Order By D.I. Jolly
Deceit 1
Deceit 2
The words scrawled across the walls read,
‘Only two ways to enter.’
They had been written out dozens of times in various bodily fluids, but mostly in blood. The perfect accent to the scene of horror that lay in front of detectives Frank Oslo and Jamie Taylor.
Six kidnappings in six days. No apparent connections, men, women, children. It seemed the only motivation was being in the wrong place at the wrong time. And now they were all spread across the room. Opened in ways people shouldn’t be open. Their insides spread around their outsides. Hung on hooks as if being displayed in a gallery. And quietly sitting in the middle of the room was the man himself. While Jamie covered his face with his hands and ducked out to retch over a trash can, Frank stood resolute and stared at the man who stared right back at him.
“There are only two ways to enter.”
Came a rather gentle voice and it made Frank think of how twisted the world really was. People who can do monstrous things don’t look like monsters; they don’t sound like monsters. They’re just people. For an instant, he thought about how much easier his job would be if they did, if you could spot the devil horns, and hear the evil dripping from their words. But you couldn’t.
Frank let out a sigh, looked briefly over his shoulder for his partner, then said quietly.
“By blood… or by blood.”
The man’s eyes widened but he was shushed by Frank, who touched his finger to his lips. The man began to tremble as he whispered,
“How?”
Frank put one hand on his heart and showed his other palm forward.
“By blood.”
The man smiled and opened his hands to the room.
“By blood.”
Frank nodded quietly and waited for Jamie to come back into the room with a few uniformed officers, who cuffed the man and led him away without another word. Frank turned to his partner.
“You alright?”
“Yeah, yeah I just wasn’t expecting all this. Fucking sicko.”

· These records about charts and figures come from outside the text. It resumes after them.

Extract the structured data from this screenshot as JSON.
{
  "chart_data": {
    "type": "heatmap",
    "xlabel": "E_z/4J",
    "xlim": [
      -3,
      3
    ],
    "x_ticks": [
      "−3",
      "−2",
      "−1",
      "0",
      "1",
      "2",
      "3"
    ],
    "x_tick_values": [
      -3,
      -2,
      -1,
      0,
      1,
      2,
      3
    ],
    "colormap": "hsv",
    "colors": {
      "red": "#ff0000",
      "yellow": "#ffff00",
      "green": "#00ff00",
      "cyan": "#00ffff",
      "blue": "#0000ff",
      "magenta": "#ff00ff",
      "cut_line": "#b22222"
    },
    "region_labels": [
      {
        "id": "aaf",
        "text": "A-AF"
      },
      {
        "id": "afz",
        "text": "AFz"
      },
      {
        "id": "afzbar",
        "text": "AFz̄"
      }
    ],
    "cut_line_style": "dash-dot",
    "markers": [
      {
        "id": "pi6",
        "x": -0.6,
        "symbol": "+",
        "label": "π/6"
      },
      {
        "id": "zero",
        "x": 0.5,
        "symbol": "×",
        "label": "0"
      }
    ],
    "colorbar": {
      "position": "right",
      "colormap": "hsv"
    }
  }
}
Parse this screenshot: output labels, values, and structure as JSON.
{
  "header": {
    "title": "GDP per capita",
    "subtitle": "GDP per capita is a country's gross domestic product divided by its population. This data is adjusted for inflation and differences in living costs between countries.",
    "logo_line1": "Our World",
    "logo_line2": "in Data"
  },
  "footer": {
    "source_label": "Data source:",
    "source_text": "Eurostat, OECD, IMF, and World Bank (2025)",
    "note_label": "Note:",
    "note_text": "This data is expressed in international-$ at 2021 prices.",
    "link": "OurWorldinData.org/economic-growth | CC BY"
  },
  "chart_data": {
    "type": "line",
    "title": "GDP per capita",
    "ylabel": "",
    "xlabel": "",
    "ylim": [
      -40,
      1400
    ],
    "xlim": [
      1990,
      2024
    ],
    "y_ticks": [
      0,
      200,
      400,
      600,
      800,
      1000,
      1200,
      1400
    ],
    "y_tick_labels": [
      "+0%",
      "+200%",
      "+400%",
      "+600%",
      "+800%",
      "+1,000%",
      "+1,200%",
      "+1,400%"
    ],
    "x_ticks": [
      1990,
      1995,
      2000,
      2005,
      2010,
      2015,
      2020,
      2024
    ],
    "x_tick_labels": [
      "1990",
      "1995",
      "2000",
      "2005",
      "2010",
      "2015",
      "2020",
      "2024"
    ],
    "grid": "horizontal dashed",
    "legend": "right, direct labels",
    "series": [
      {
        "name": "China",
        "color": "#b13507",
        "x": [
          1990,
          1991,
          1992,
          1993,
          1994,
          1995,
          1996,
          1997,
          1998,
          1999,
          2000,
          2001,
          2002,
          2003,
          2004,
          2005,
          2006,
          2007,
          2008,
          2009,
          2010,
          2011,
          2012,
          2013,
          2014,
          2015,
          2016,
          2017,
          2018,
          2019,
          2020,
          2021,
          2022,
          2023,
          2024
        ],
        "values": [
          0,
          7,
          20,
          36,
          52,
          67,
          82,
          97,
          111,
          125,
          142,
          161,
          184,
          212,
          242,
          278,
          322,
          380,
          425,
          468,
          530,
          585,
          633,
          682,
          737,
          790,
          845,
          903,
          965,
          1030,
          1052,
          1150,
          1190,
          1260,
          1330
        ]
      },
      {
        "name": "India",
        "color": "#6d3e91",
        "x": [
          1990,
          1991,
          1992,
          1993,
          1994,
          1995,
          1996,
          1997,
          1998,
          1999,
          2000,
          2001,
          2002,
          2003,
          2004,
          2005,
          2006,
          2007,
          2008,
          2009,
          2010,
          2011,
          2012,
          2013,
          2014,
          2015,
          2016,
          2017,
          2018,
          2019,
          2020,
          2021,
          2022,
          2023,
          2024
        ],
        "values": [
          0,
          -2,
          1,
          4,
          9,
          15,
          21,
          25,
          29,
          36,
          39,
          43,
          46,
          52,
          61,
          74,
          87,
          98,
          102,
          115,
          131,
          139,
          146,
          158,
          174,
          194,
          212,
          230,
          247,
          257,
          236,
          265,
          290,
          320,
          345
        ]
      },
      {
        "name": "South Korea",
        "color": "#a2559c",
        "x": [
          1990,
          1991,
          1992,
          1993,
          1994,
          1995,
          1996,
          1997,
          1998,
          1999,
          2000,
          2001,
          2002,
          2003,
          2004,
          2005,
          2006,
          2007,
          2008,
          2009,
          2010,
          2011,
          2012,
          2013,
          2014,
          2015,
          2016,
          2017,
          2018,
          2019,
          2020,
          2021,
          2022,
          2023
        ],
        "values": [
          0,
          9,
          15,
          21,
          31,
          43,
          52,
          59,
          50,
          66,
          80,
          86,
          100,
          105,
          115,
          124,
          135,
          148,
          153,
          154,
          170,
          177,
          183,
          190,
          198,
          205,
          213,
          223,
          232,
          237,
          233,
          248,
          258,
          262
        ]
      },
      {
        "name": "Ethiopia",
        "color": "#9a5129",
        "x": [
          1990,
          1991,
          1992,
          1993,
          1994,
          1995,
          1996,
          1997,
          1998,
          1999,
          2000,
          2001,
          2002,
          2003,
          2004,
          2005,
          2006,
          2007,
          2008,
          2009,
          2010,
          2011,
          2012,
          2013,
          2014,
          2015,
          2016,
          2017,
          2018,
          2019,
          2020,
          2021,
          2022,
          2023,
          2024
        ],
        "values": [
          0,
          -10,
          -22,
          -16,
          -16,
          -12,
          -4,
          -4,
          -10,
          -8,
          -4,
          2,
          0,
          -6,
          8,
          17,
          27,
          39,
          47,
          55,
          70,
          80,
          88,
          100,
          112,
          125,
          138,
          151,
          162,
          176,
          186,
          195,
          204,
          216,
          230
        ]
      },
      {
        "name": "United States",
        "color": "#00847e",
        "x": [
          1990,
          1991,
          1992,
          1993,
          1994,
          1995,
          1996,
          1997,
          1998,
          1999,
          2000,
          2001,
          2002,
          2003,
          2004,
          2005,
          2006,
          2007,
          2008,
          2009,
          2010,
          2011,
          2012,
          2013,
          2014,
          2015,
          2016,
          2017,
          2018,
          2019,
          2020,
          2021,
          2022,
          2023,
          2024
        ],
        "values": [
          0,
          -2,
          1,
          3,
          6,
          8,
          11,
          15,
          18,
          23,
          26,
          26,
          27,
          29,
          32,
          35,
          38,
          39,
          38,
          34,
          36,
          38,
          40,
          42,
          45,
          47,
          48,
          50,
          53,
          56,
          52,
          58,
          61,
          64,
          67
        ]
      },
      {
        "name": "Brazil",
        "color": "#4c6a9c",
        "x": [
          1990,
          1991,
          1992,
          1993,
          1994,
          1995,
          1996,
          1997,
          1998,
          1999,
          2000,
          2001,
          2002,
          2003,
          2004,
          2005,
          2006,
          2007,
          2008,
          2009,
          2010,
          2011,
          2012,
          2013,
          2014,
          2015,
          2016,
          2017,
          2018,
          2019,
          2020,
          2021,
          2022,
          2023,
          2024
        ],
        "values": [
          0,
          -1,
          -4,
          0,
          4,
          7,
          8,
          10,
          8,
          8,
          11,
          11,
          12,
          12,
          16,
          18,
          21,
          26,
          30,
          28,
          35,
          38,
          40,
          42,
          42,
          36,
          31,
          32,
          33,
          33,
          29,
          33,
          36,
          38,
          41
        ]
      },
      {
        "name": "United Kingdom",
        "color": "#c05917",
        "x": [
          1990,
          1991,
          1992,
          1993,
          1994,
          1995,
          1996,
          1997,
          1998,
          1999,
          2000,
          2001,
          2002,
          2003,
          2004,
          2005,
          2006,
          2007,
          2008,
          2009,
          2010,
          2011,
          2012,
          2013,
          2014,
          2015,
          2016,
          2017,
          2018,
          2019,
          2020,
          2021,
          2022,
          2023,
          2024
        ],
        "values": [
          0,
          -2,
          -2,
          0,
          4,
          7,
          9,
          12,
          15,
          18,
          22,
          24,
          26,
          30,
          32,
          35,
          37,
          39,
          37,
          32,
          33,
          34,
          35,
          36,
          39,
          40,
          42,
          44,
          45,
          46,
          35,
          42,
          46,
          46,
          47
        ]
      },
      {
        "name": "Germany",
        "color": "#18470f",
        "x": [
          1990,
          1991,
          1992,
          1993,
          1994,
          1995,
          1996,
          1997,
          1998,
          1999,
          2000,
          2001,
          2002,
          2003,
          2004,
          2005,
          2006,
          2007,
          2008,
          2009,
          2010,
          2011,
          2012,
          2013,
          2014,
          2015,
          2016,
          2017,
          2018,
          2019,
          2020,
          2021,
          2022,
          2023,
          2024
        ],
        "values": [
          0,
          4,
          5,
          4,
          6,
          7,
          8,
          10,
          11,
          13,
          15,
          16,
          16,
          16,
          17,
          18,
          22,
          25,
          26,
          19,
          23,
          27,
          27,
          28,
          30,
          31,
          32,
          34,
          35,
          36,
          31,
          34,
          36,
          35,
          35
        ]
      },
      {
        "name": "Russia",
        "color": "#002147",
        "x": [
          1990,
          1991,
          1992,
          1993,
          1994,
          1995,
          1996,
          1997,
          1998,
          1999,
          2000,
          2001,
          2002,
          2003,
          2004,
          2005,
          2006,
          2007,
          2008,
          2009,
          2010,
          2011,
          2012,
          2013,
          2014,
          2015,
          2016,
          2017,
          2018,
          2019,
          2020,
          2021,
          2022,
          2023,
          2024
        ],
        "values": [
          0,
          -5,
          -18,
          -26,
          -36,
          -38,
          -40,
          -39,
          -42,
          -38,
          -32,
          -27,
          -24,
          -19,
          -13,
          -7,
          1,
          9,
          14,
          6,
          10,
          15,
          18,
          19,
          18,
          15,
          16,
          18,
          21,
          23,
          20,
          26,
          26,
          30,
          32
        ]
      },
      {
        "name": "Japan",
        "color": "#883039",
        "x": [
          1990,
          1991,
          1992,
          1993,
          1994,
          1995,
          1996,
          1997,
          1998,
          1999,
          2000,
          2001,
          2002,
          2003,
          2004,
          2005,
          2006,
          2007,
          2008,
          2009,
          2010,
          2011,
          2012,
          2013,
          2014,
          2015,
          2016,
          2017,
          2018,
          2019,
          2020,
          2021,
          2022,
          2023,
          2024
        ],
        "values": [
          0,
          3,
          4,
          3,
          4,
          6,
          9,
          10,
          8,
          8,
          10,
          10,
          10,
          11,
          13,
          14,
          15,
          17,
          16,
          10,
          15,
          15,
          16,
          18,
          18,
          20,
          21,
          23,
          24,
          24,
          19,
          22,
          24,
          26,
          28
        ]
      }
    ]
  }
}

Jamie pointed at one of the bodies, their ribcage had been sawed open and the organs lay still connected on trays. He stepped forward further into the room to start counting.
“That’s six. Jesus how does someone do this?”
Frank winced at the name, then said dryly.
“With a knife.”
Despite himself, Jamie let his defence mechanism for horror kick in and he let out a short bark of a laugh. The sound echoed around the room and suddenly the eyes of the nearest victim opened. Jamie jumped back and screamed as the man’s lips parted and he tried to do the same. But only a low tortured rasp came out, like a thick syrup running down his face, quiet and heavy. As if on cue the bodies around the man started to open their eyes and also try to scream, filling the room with their thick quiet agony.
“Jesus Christ, Jesus Christ save us.”
Jamie turned and turned, looking at them all, looking at the grotesque art show in front of him.
“They’re alive, they’re all, still, alive.”
Frank quickly reached for his radio and ordered a small army of paramedics and doctors. He didn’t know if these people wanted to be saved, or could ever go back to living their normal lives, but for the moment that had a chance to try. Which was more than they got on most days. The two detectives stepped out as the medical staff stepped in and began one of the cities most famous and revered medical miracles. Assessing who to start with, who had the most chance of surviving, and working out how they were going to get these people back together, both physically and mentally. And while only one of the six died that night, 3 more committed suicide within the next few months. As did 6 medical staff and 1 junior police officer. But the worst part, in Jamie’s opinion, by far, was that the man who had created such horror, such life-changing devastation, never made it to the police station. Him and the two officers who’d taken him had disappeared.
And every time he tried to bring it up, Frank always said the same thing.
“We can only do what we can do, the rest is up to a higher power than us. Focus on the cases we can solve, let the rest go.”
Which Frank wholeheartedly believed, but he also knew that The Order looked after its own. Regardless of who that turned out to be, and on the day it became necessary to release a monster back into the wild, he always preferred the monsters he knew, to the monsters he didn’t.